Tari Telek Bali - Sejarah, Fungsi, & Bentuk Penyajian Topeng Telek

Posting Komentar

Tari Telek merupakan salah satu dari ragam tari tradisional Bali yang menggunakan properti topeng dalam penyajiannya. Tarian Bali lainnya yang menggunakan topeng adalah Drama Tari Topeng, Tari Barong dan Rangda, Brutuk, dan Wayang Wong.
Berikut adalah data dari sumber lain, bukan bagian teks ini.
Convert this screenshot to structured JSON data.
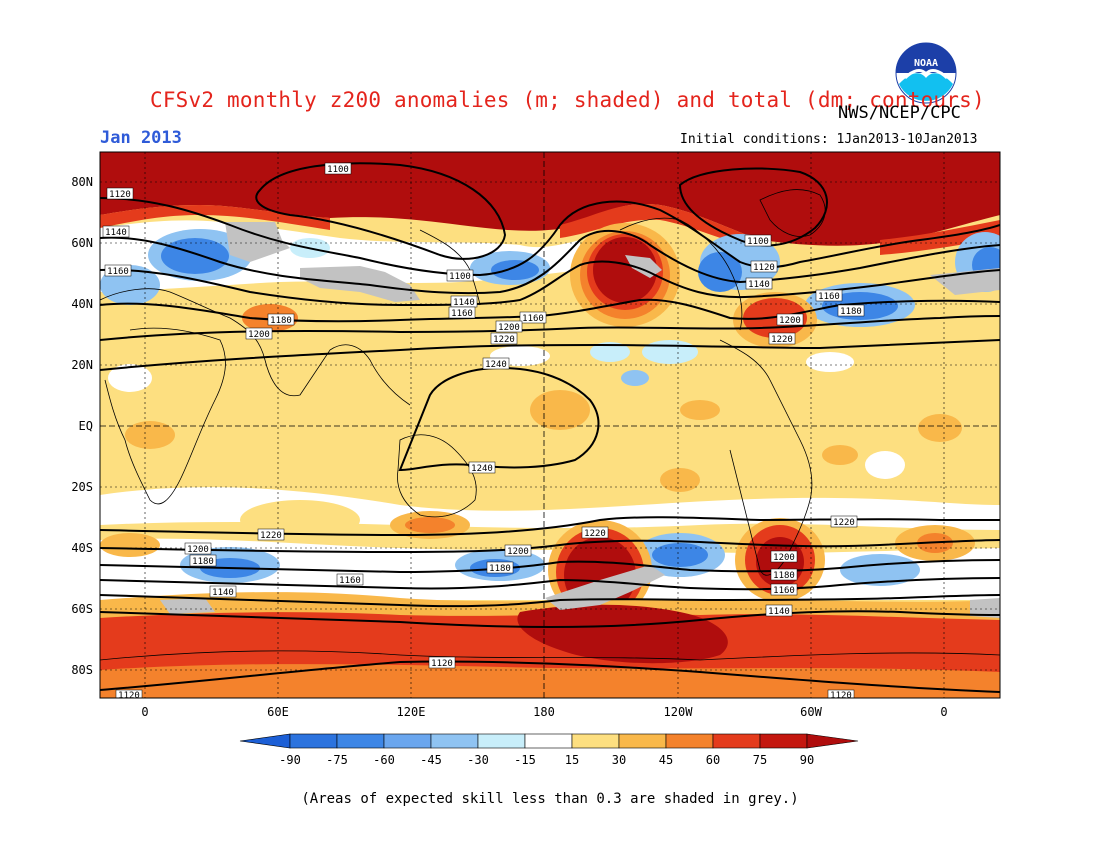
{
  "header": {
    "title": "CFSv2 monthly z200 anomalies (m; shaded) and total (dm; contours)",
    "agency": "NWS/NCEP/CPC",
    "month": "Jan 2013",
    "initial_conditions": "Initial conditions: 1Jan2013-10Jan2013",
    "logo_text": "NOAA"
  },
  "footnote": "(Areas of expected skill less than 0.3 are shaded in grey.)",
  "colors": {
    "blue_dark": "#1c5fd6",
    "blue_mid": "#3d86e6",
    "blue_light": "#8fc3f2",
    "cyan_pale": "#c8eefa",
    "white": "#ffffff",
    "yellow": "#fddf80",
    "orange_light": "#f9b84a",
    "orange": "#f4822c",
    "red": "#e43b1c",
    "dark_red": "#b00d0d",
    "grey": "#c2c2c2",
    "title_red": "#e4241c"
  },
  "map": {
    "lat_labels": [
      "80N",
      "60N",
      "40N",
      "20N",
      "EQ",
      "20S",
      "40S",
      "60S",
      "80S"
    ],
    "lon_labels": [
      "0",
      "60E",
      "120E",
      "180",
      "120W",
      "60W",
      "0"
    ],
    "contour_labels": {
      "c1100a": "1100",
      "c1120a": "1120",
      "c1140a": "1140",
      "c1160a": "1160",
      "c1100b": "1100",
      "c1140b": "1140",
      "c1160b": "1160",
      "c1180a": "1180",
      "c1200a": "1200",
      "c1220a": "1220",
      "c1160c": "1160",
      "c1200b": "1200",
      "c1240a": "1240",
      "c1100c": "1100",
      "c1120b": "1120",
      "c1140c": "1140",
      "c1160d": "1160",
      "c1180b": "1180",
      "c1200c": "1200",
      "c1220b": "1220",
      "c1240b": "1240",
      "c1220c": "1220",
      "c1200d": "1200",
      "c1180c": "1180",
      "c1140d": "1140",
      "c1160e": "1160",
      "c1200e": "1200",
      "c1180d": "1180",
      "c1220d": "1220",
      "c1200f": "1200",
      "c1180e": "1180",
      "c1160f": "1160",
      "c1140e": "1140",
      "c1220e": "1220",
      "c1120c": "1120",
      "c1120d": "1120",
      "c1120e": "1120"
    }
  },
  "colorbar": {
    "labels": [
      "-90",
      "-75",
      "-60",
      "-45",
      "-30",
      "-15",
      "15",
      "30",
      "45",
      "60",
      "75",
      "90"
    ],
    "boxes": [
      "#1c5fd6",
      "#2c73de",
      "#3d86e6",
      "#6aa6ee",
      "#8fc3f2",
      "#c8eefa",
      "#ffffff",
      "#fddf80",
      "#f9b84a",
      "#f4822c",
      "#e43b1c",
      "#c4170f",
      "#b00d0d"
    ]
  }
}
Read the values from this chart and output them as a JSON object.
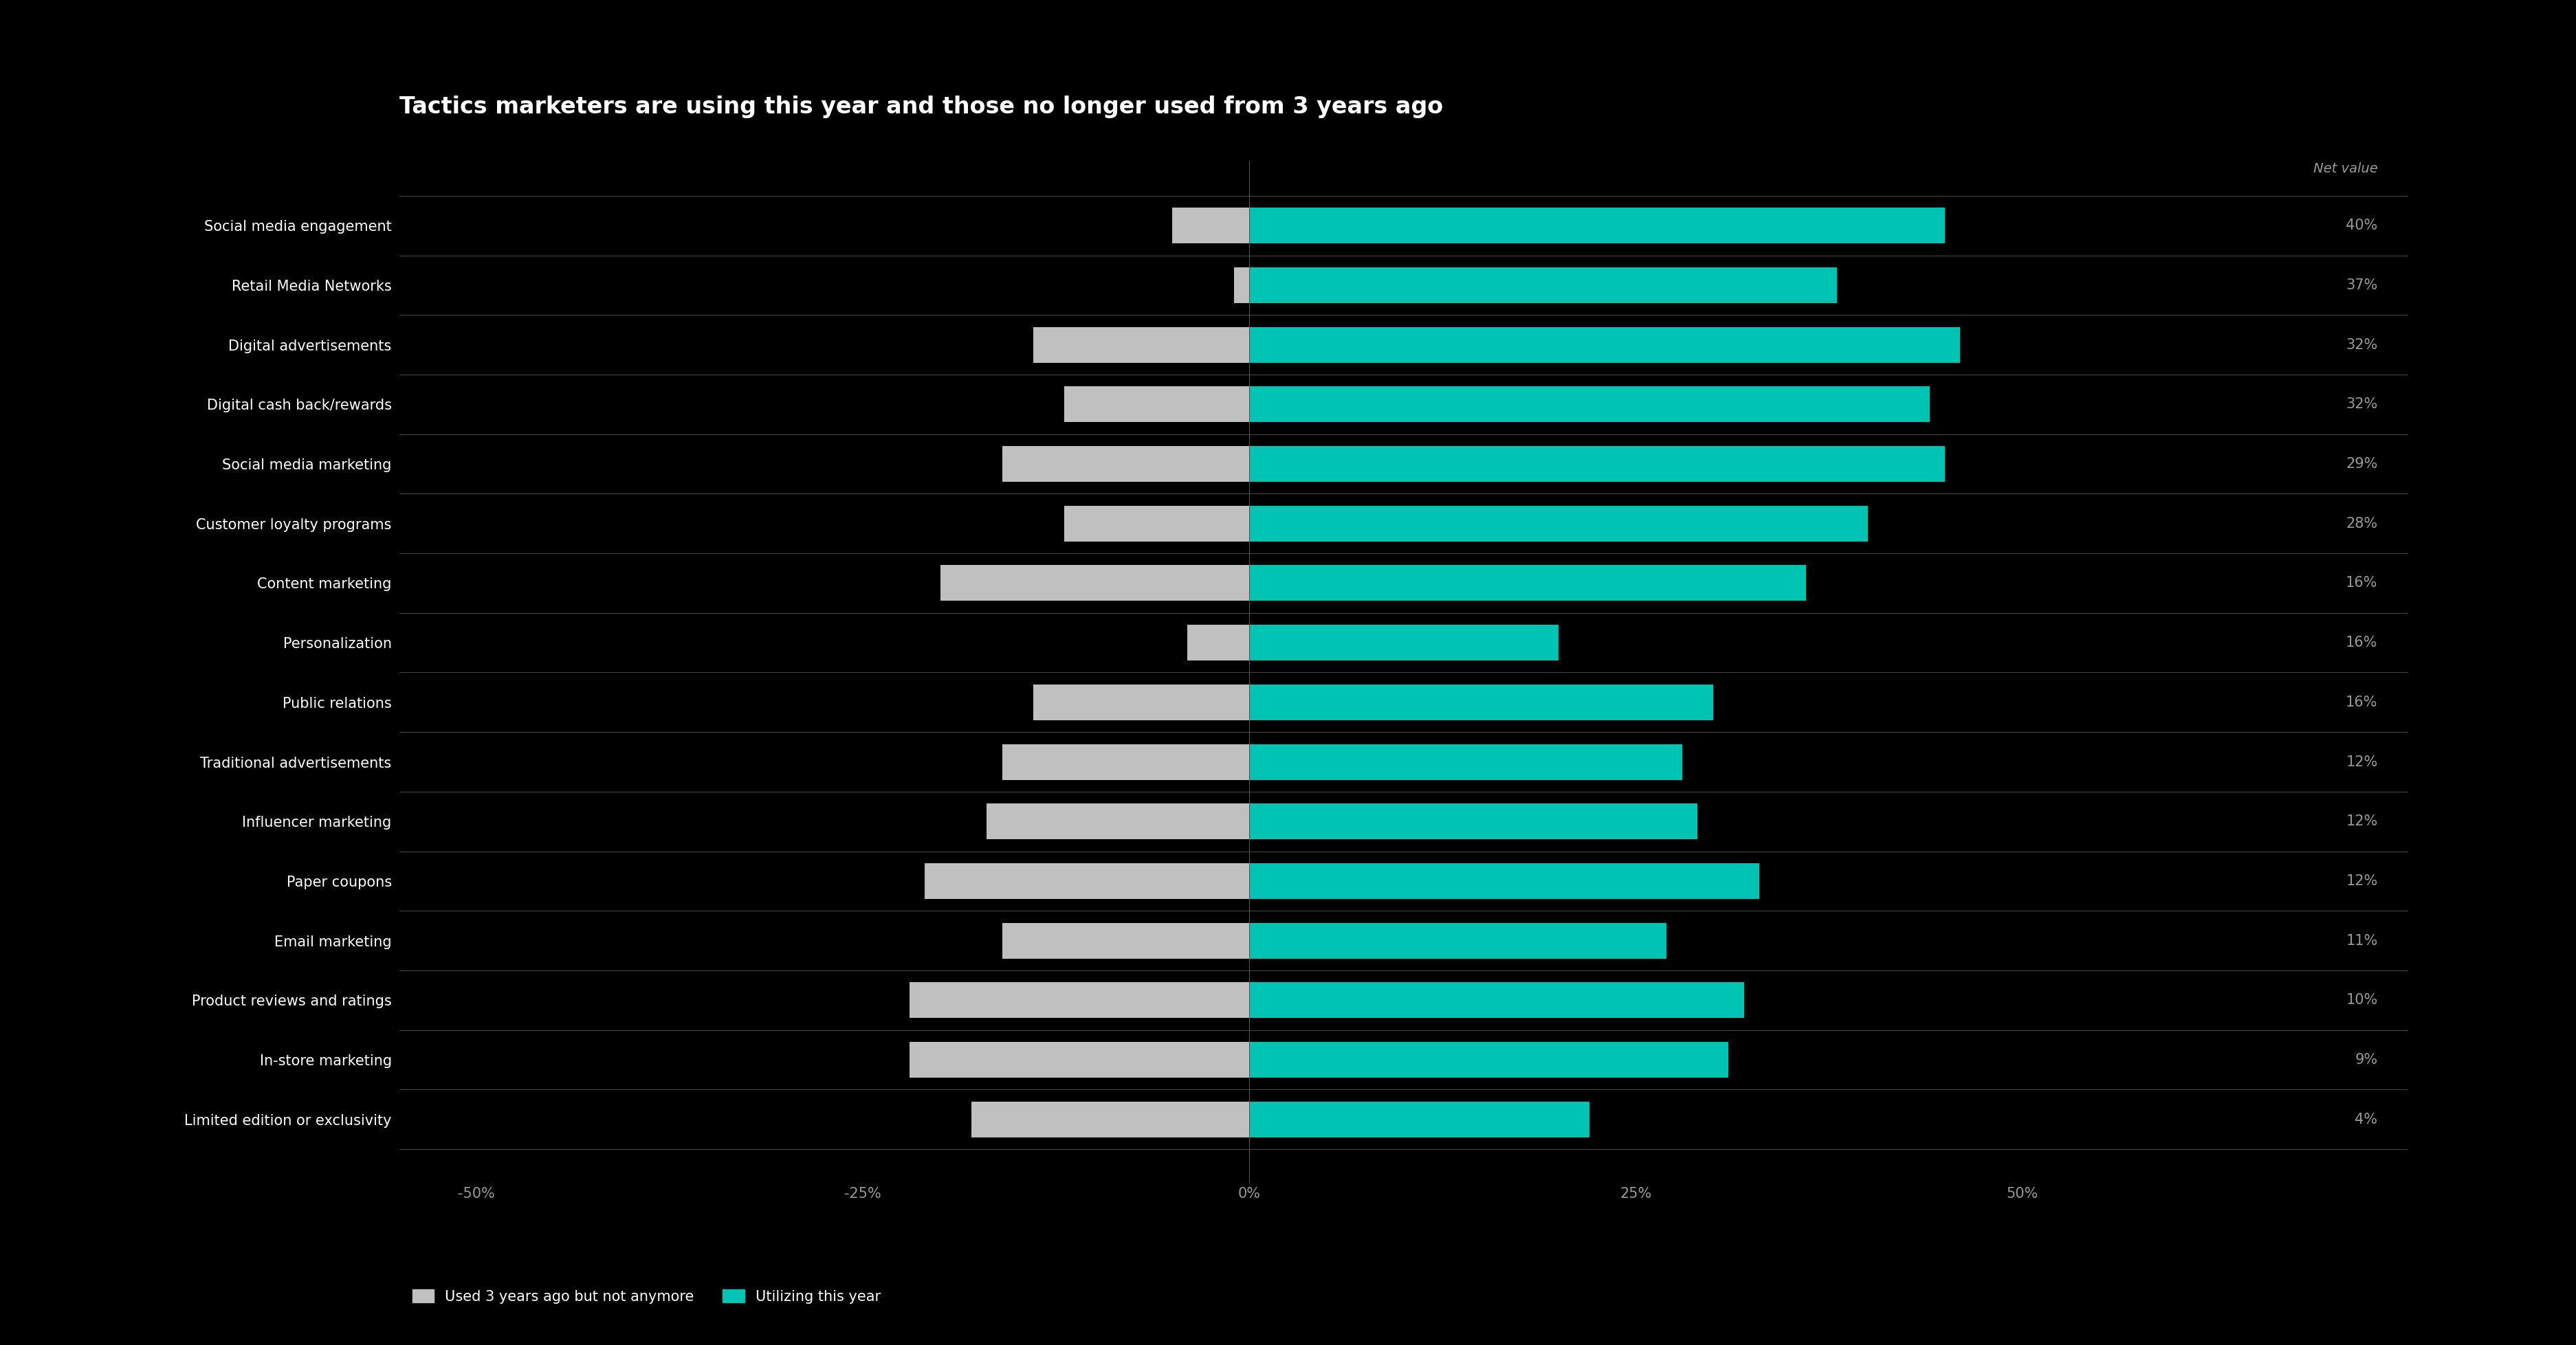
{
  "title": "Tactics marketers are using this year and those no longer used from 3 years ago",
  "categories": [
    "Social media engagement",
    "Retail Media Networks",
    "Digital advertisements",
    "Digital cash back/rewards",
    "Social media marketing",
    "Customer loyalty programs",
    "Content marketing",
    "Personalization",
    "Public relations",
    "Traditional advertisements",
    "Influencer marketing",
    "Paper coupons",
    "Email marketing",
    "Product reviews and ratings",
    "In-store marketing",
    "Limited edition or exclusivity"
  ],
  "net_values": [
    "40%",
    "37%",
    "32%",
    "32%",
    "29%",
    "28%",
    "16%",
    "16%",
    "16%",
    "12%",
    "12%",
    "12%",
    "11%",
    "10%",
    "9%",
    "4%"
  ],
  "current_year": [
    45,
    38,
    46,
    44,
    45,
    40,
    36,
    20,
    30,
    28,
    29,
    33,
    27,
    32,
    31,
    22
  ],
  "three_years_ago": [
    -5,
    -1,
    -14,
    -12,
    -16,
    -12,
    -20,
    -4,
    -14,
    -16,
    -17,
    -21,
    -16,
    -22,
    -22,
    -18
  ],
  "color_current": "#00C4B3",
  "color_past": "#C0C0C0",
  "background_color": "#000000",
  "text_color": "#ffffff",
  "divider_color": "#444444",
  "tick_label_color": "#999999",
  "net_value_color": "#999999",
  "legend_past": "Used 3 years ago but not anymore",
  "legend_current": "Utilizing this year",
  "net_value_label": "Net value",
  "xlim": [
    -55,
    75
  ],
  "xticks": [
    -50,
    -25,
    0,
    25,
    50
  ],
  "xtick_labels": [
    "-50%",
    "-25%",
    "0%",
    "25%",
    "50%"
  ]
}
Hingga sekarang ini Tari Topeng Telek tetap hidup lestari dan terjaga. Secara teratur, kesenian tradisional ini tampil di banjar-banjar Bali yang ada di Bumi Serombotan, Klungkung, seperti di Banjar Adat Pancoran Gelgel dan Desa Adat Jumpai.

Fungsi Tari Topeng Telek

Topeng Telek adalah tarian sakral (Tari Wali) warisan leluhur yang pantang untuk tidak dipentaskan. Masyarakat menyakini pementasan tari ini adalah sarana untuk "meminang" keselamatan dunia, khususnya bagi banjar atau desa adat pendukungnya.

Tidak mementaskan Telek sama halnya dengan mengundang marabahaya. Keyakinan itulah yang menjadikan Tari Telek tetap hidup. Bahkan demi menjaga tetamian (warisan) leluhur ini, seluruh pakem pementasan Tari Telek tetap sebagaimana adanya.
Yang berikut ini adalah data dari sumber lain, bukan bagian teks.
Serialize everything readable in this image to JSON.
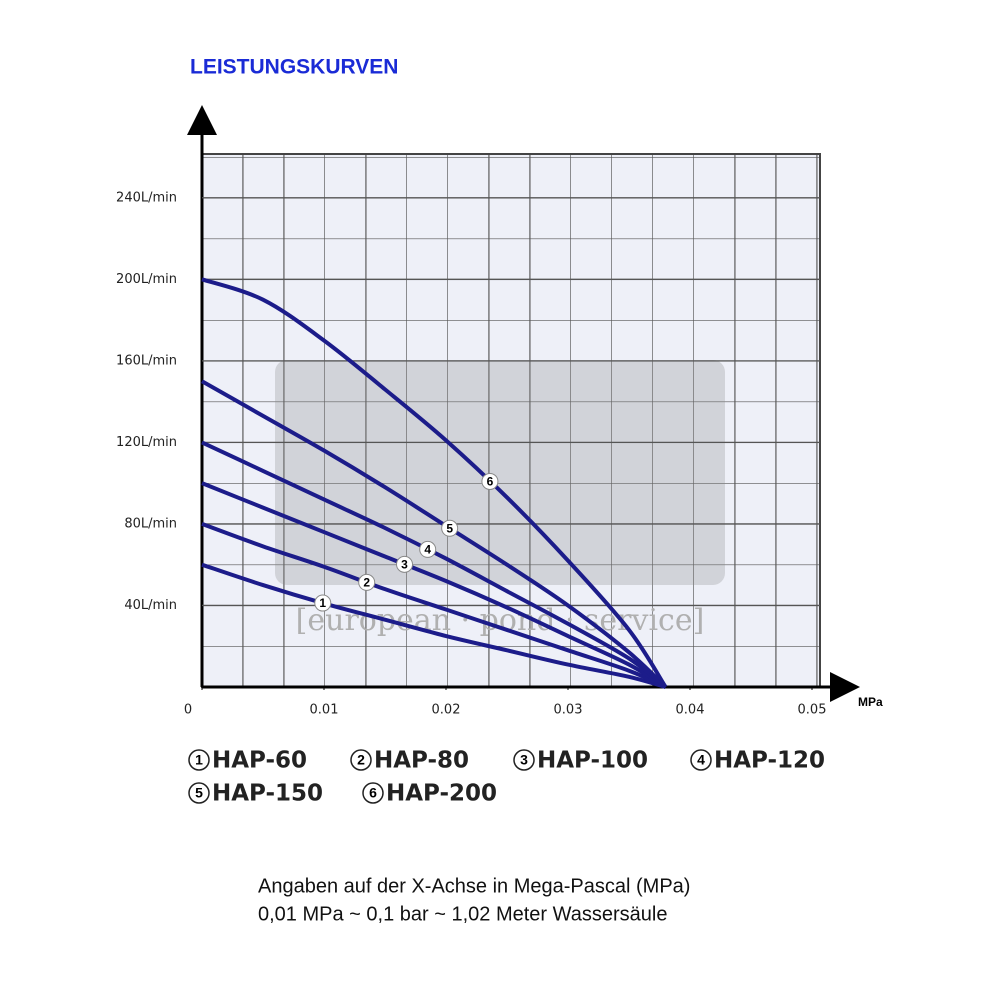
{
  "chart_data": {
    "type": "line",
    "title": "LEISTUNGSKURVEN",
    "x_label": "MPa",
    "watermark": "[european · pond · service]",
    "notes": [
      "Angaben auf der X-Achse in Mega-Pascal (MPa)",
      "0,01 MPa ~ 0,1 bar ~ 1,02 Meter Wassersäule"
    ],
    "x": [
      0,
      0.005,
      0.01,
      0.015,
      0.02,
      0.025,
      0.03,
      0.035,
      0.038
    ],
    "series": [
      {
        "name": "HAP-60",
        "label": "1",
        "color": "#1c1c8a",
        "values": [
          60,
          50,
          41,
          33,
          25,
          18,
          11,
          5,
          0
        ]
      },
      {
        "name": "HAP-80",
        "label": "2",
        "color": "#1c1c8a",
        "values": [
          80,
          69,
          59,
          48,
          38,
          28,
          18,
          8,
          0
        ]
      },
      {
        "name": "HAP-100",
        "label": "3",
        "color": "#1c1c8a",
        "values": [
          100,
          88,
          76,
          64,
          52,
          39,
          25,
          11,
          0
        ]
      },
      {
        "name": "HAP-120",
        "label": "4",
        "color": "#1c1c8a",
        "values": [
          120,
          106,
          92,
          78,
          63,
          47,
          31,
          14,
          0
        ]
      },
      {
        "name": "HAP-150",
        "label": "5",
        "color": "#1c1c8a",
        "values": [
          150,
          133,
          116,
          98,
          79,
          60,
          40,
          17,
          0
        ]
      },
      {
        "name": "HAP-200",
        "label": "6",
        "color": "#1c1c8a",
        "values": [
          200,
          190,
          170,
          146,
          121,
          93,
          62,
          28,
          0
        ]
      }
    ],
    "xlim": [
      0,
      0.05
    ],
    "xticks": [
      0,
      0.01,
      0.02,
      0.03,
      0.04,
      0.05
    ],
    "ylim": [
      0,
      260
    ],
    "yticks": [
      {
        "value": 40,
        "label": "40L/min"
      },
      {
        "value": 80,
        "label": "80L/min"
      },
      {
        "value": 120,
        "label": "120L/min"
      },
      {
        "value": 160,
        "label": "160L/min"
      },
      {
        "value": 200,
        "label": "200L/min"
      },
      {
        "value": 240,
        "label": "240L/min"
      }
    ],
    "grid": true
  }
}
Sementara itu, sehubungan dengan waktu pementasan, masing-masing banjar yang mementaskan tarian ini memiliki aturan tersendiri. Sebagian mementaskannya dua kali dalam setahun, sebagian yang lain melakukannya rutin lima belas hari sekali.

Sejarah Tari Telek Bali

Mengingat kurangnya data, hingga saat ini asal usul Tari Topeng Telek belum ada yang mengetahui secara pasti. Sejauh ini hanyalah Tari Telek Anak-Anak yang ada di Desa Jumpai yang telah diketahui sejarah penciptaannya.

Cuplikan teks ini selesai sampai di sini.